This formula looks for a <a href> with the URL including the user and twitter followers, which is a unique HTML element in every mobile Twitter profile. This returns a string like “Followers:1234″, so we use another formula to strip that part out.

Updated 1/22/12 after Twitter screwed up the main page. Good thing the mobile site still works!

LinkedIn Connections

Let’s try something else. How would we pull the number of connections a person has in LinkedIn using importXML? Here’s a function!

=value(substitute(importXML(A3,"//dd[@class='overview-connections']/p/strong"),"500+","500"))

This is a little more complicated. We’re doing the same thing, taking a url from cell A3 that corresponds to the person’s public LinkedIn page, and outputting the content of the <dd class=”overview-connections”> tag. But we’re also using the SUBSTITUTE() function to take the plus sign off a “500+” response and converting it into a value for calculation.

Updated 1/22/12 for new LinkedIn Format

Alexa and Klout

Here are a few more examples. I bet you can follow along now.

Alexa traffic rank:

=value(importXML("http://www.alexa.com/search?q="&E3,"//div[@class='row']/span/a[@href][1]"))

Klout score:

=value(substitute(importXML("http://klout.com/"&C3,"//span[@class='value']"),"klout score",""))

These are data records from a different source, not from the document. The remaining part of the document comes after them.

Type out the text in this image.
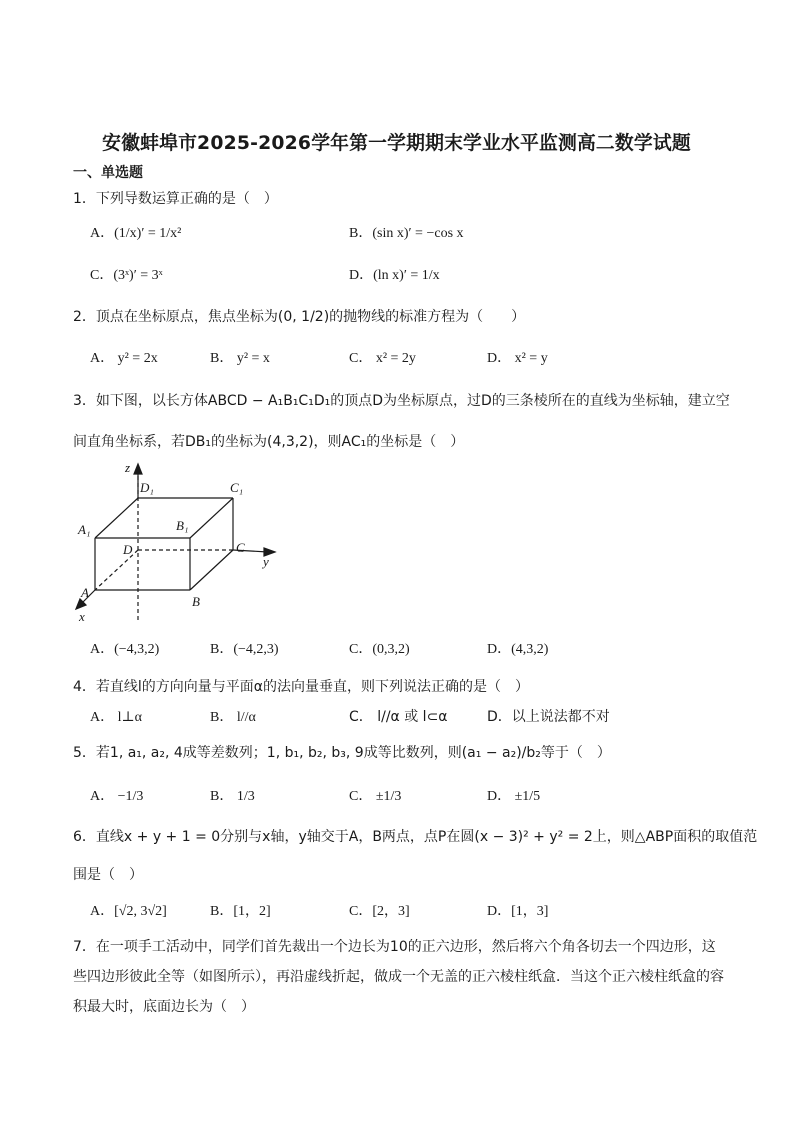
安徽蚌埠市2025-2026学年第一学期期末学业水平监测高二数学试题
一、单选题
1．下列导数运算正确的是（　）
A．(1/x)′ = 1/x²	B．(sin x)′ = −cos x
C．(3ˣ)′ = 3ˣ	D．(ln x)′ = 1/x
2．顶点在坐标原点，焦点坐标为(0, 1/2)的抛物线的标准方程为（　　）
A． y² = 2x	B． y² = x	C． x² = 2y	D． x² = y
3．如下图，以长方体ABCD − A₁B₁C₁D₁的顶点D为坐标原点，过D的三条棱所在的直线为坐标轴，建立空
间直角坐标系，若DB₁的坐标为(4,3,2)，则AC₁的坐标是（　）
z
D₁	C₁
A₁	B₁
D	C
y
A
B
x
A．(−4,3,2)	B．(−4,2,3)	C．(0,3,2)	D．(4,3,2)
4．若直线l的方向向量与平面α的法向量垂直，则下列说法正确的是（　）
A． l⊥α	B． l//α	C． l//α 或 l⊂α	D．以上说法都不对
5．若1, a₁, a₂, 4成等差数列；1, b₁, b₂, b₃, 9成等比数列，则(a₁ − a₂)/b₂等于（　）
A． −1/3	B． 1/3	C． ±1/3	D． ±1/5
6．直线x + y + 1 = 0分别与x轴，y轴交于A，B两点，点P在圆(x − 3)² + y² = 2上，则△ABP面积的取值范
围是（　）
A．[√2, 3√2]	B．[1，2]	C．[2，3]	D．[1，3]
7．在一项手工活动中，同学们首先裁出一个边长为10的正六边形，然后将六个角各切去一个四边形，这
些四边形彼此全等（如图所示），再沿虚线折起，做成一个无盖的正六棱柱纸盒．当这个正六棱柱纸盒的容
积最大时，底面边长为（　）
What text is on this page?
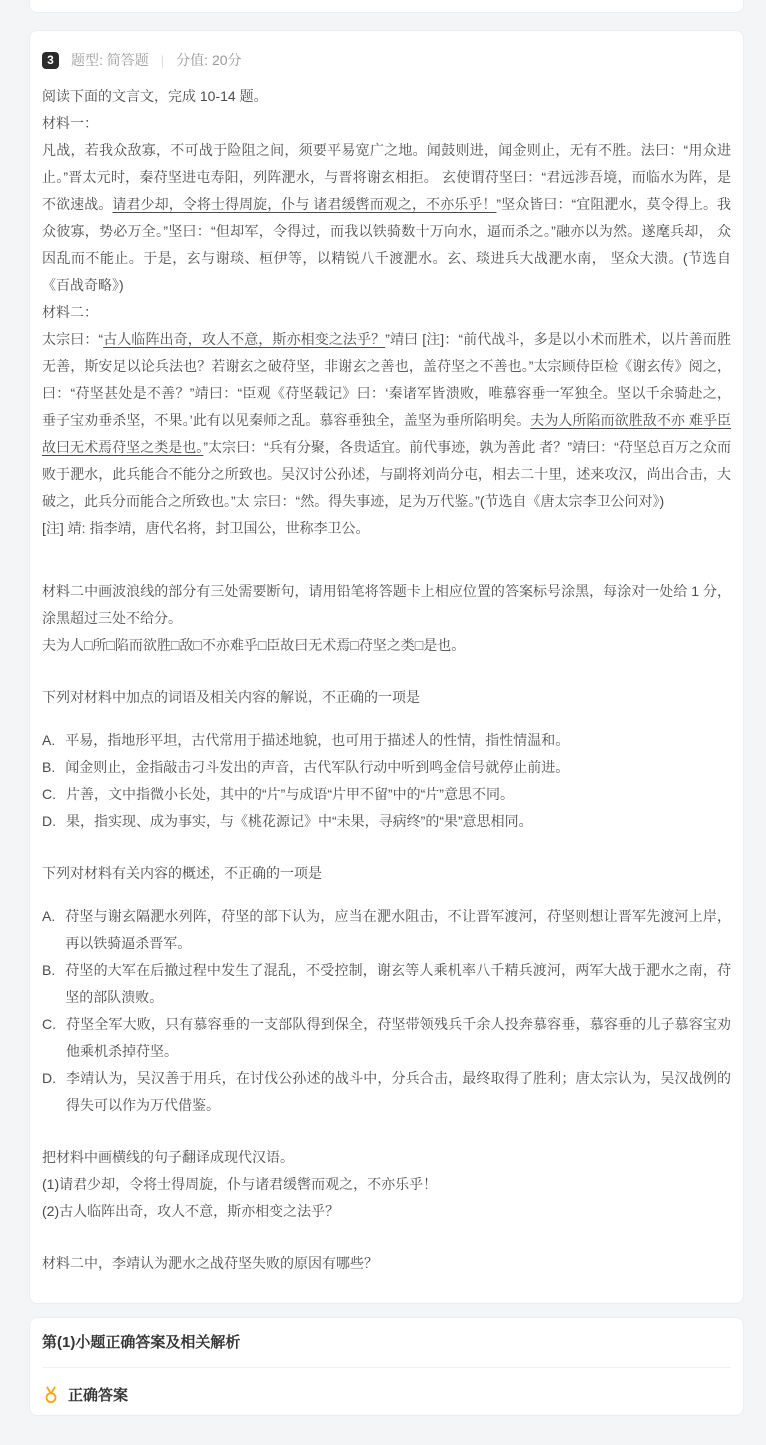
3	题型: 简答题 | 分值: 20分

阅读下面的文言文，完成 10-14 题。

材料一：

凡战，若我众敌寡，不可战于险阻之间，须要平易宽广之地。闻鼓则进，闻金则止，无有不胜。法曰：“用众进止。”晋太元时，秦苻坚进屯寿阳，列阵淝水，与晋将谢玄相拒。 玄使谓苻坚曰：“君远涉吾境，而临水为阵，是不欲速战。请君少却，令将士得周旋，仆与 诸君缓辔而观之，不亦乐乎！”坚众皆曰：“宜阻淝水，莫令得上。我众彼寡，势必万全。”坚曰：“但却军，令得过，而我以铁骑数十万向水，逼而杀之。”融亦以为然。遂麾兵却， 众因乱而不能止。于是，玄与谢琰、桓伊等，以精锐八千渡淝水。玄、琰进兵大战淝水南， 坚众大溃。(节选自《百战奇略》)

材料二：

太宗曰：“古人临阵出奇，攻人不意，斯亦相变之法乎？”靖曰 [注]：“前代战斗，多是以小术而胜术，以片善而胜无善，斯安足以论兵法也？若谢玄之破苻坚，非谢玄之善也，盖苻坚之不善也。”太宗顾侍臣检《谢玄传》阅之，曰：“苻坚甚处是不善？”靖曰：“臣观《苻坚载记》曰：‘秦诸军皆溃败，唯慕容垂一军独全。坚以千余骑赴之，垂子宝劝垂杀坚，不果。’此有以见秦师之乱。慕容垂独全，盖坚为垂所陷明矣。夫为人所陷而欲胜敌不亦 难乎臣故曰无术焉苻坚之类是也。”太宗曰：“兵有分聚，各贵适宜。前代事迹，孰为善此 者？”靖曰：“苻坚总百万之众而败于淝水，此兵能合不能分之所致也。吴汉讨公孙述，与副将刘尚分屯，相去二十里，述来攻汉，尚出合击，大破之，此兵分而能合之所致也。”太 宗曰：“然。得失事迹，足为万代鉴。”(节选自《唐太宗李卫公问对》)

[注] 靖: 指李靖，唐代名将，封卫国公，世称李卫公。

材料二中画波浪线的部分有三处需要断句，请用铅笔将答题卡上相应位置的答案标号涂黑，每涂对一处给 1 分，涂黑超过三处不给分。

夫为人□所□陷而欲胜□敌□不亦难乎□臣故曰无术焉□苻坚之类□是也。

下列对材料中加点的词语及相关内容的解说，不正确的一项是

A. 平易，指地形平坦，古代常用于描述地貌，也可用于描述人的性情，指性情温和。

B. 闻金则止，金指敲击刁斗发出的声音，古代军队行动中听到鸣金信号就停止前进。

C. 片善，文中指微小长处，其中的“片”与成语“片甲不留”中的“片”意思不同。

D. 果，指实现、成为事实，与《桃花源记》中“未果，寻病终”的“果”意思相同。

下列对材料有关内容的概述，不正确的一项是

A. 苻坚与谢玄隔淝水列阵，苻坚的部下认为，应当在淝水阻击，不让晋军渡河，苻坚则想让晋军先渡河上岸，再以铁骑逼杀晋军。

B. 苻坚的大军在后撤过程中发生了混乱，不受控制，谢玄等人乘机率八千精兵渡河，两军大战于淝水之南，苻坚的部队溃败。

C. 苻坚全军大败，只有慕容垂的一支部队得到保全，苻坚带领残兵千余人投奔慕容垂，慕容垂的儿子慕容宝劝他乘机杀掉苻坚。

D. 李靖认为，吴汉善于用兵，在讨伐公孙述的战斗中，分兵合击，最终取得了胜利；唐太宗认为，吴汉战例的得失可以作为万代借鉴。

把材料中画横线的句子翻译成现代汉语。

(1)请君少却，令将士得周旋，仆与诸君缓辔而观之，不亦乐乎！

(2)古人临阵出奇，攻人不意，斯亦相变之法乎？

材料二中，李靖认为淝水之战苻坚失败的原因有哪些？

第(1)小题正确答案及相关解析
正确答案
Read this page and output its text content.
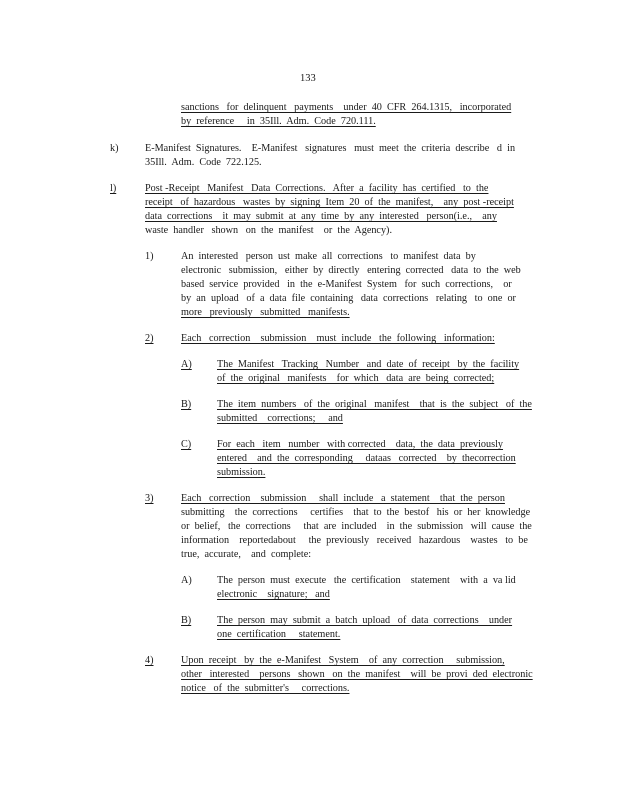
133
sanctions   for  delinquent   payments    under  40  CFR  264.1315,   incorporated
by  reference     in  35Ill.  Adm.  Code  720.111.
k)	E-Manifest  Signatures.    E-Manifest   signatures   must  meet  the  criteria  describe   d  in
35Ill.  Adm.  Code  722.125.
l)	Post -Receipt   Manifest   Data  Corrections.   After  a  facility  has  certified   to  the
receipt   of  hazardous   wastes  by  signing  Item  20  of  the  manifest,    any  post -receipt
data  corrections    it  may  submit  at  any  time  by  any  interested   person(i.e.,    any
waste  handler   shown   on  the  manifest    or  the  Agency).
1)	An  interested   person  ust  make  all  corrections   to  manifest  data  by
electronic   submission,   either  by  directly   entering  corrected   data  to  the  web
based  service  provided   in  the  e-Manifest  System   for  such  corrections,    or
by  an  upload   of  a  data  file  containing   data  corrections   relating   to  one  or
more   previously   submitted   manifests.
2)	Each   correction    submission    must  include   the  following   information:
A) The  Manifest   Tracking   Number   and  date  of  receipt   by  the  facility
of  the  original   manifests    for  which   data  are  being  corrected;
B)	The  item  numbers   of  the  original   manifest    that  is  the  subject   of  the
submitted    corrections;     and
C)	For  each   item   number   with corrected    data,  the  data  previously
entered    and  the  corresponding     dataas   corrected    by  thecorrection
submission.
3)	Each   correction    submission     shall  include   a  statement    that  the  person
submitting    the  corrections     certifies    that  to  the  bestof   his  or  her  knowledge
or  belief,   the  corrections     that  are  included    in  the  submission   will  cause  the
information    reportedabout     the  previously   received   hazardous    wastes   to  be
true,  accurate,    and  complete:
A) The  person  must  execute   the  certification    statement    with  a  va lid
electronic    signature;   and
B)	The  person  may  submit  a  batch  upload   of  data  corrections    under
one  certification     statement.
4)	Upon  receipt   by  the  e-Manifest   System    of  any  correction     submission,
other   interested    persons   shown   on  the  manifest    will  be  provi  ded  electronic
notice   of  the  submitter's     corrections.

Limitations in Google Spreadsheets

Before you go thinking you can run off and create awesome web applications like this, know that there are some serious limitations. First, Google limits the use of importXML to 50 per workbook. This means you can’t import from hundreds of sources in the same spreadsheet, or even in multiple sheets in the same workbook. Next, importXML is pretty opaque in everyday use. You have to do a lot of trial and error to get the XPath right, and it fails often with #N/A, breaking calculations.

But it’s still pretty useful when creating a spreadsheet that needs to pull in information from outside sources. You can grab all sorts of data this way, from current stock quotes to weather or sports metrics. You have the whole Internet at your disposal – let’s get creative!

  • Kevin K

    Brilliant! I’ve been messing with xpath queries from google spreadsheets for pricing books for sale on Amazon for hours, and looking at your examples in this post made it happen for me in minutes.

  • http://twitter.com/epalmetto ePalmetto

    brilliant…! i wonder if there is a way to importXML of a Ning group like this one: http://landsurveyorsunited.com/group/sokkiasupportgroup and if so, importing all the groups for 50 US states would be very useful on my network. any ideas?

  • El

    Great ! Helped me a lot for getting the basics with no problems.

  • Pingback: Web Scraping, Hacking und Monitoring mit Google Docs – Teil 1

  • http://www.freakyrivet.com/ iyas

    OK – so I’m late to the party on this post. But really useful – thank you so much.

  • http://LawFirmSearchEngine.com/ LawFirmSearchEngine

    Thank you for posting this! I was using your formula for importing Alexa data into Google Sheets, but it’s not working now. It worked when I checked it a couple months ago. Not sure why . . .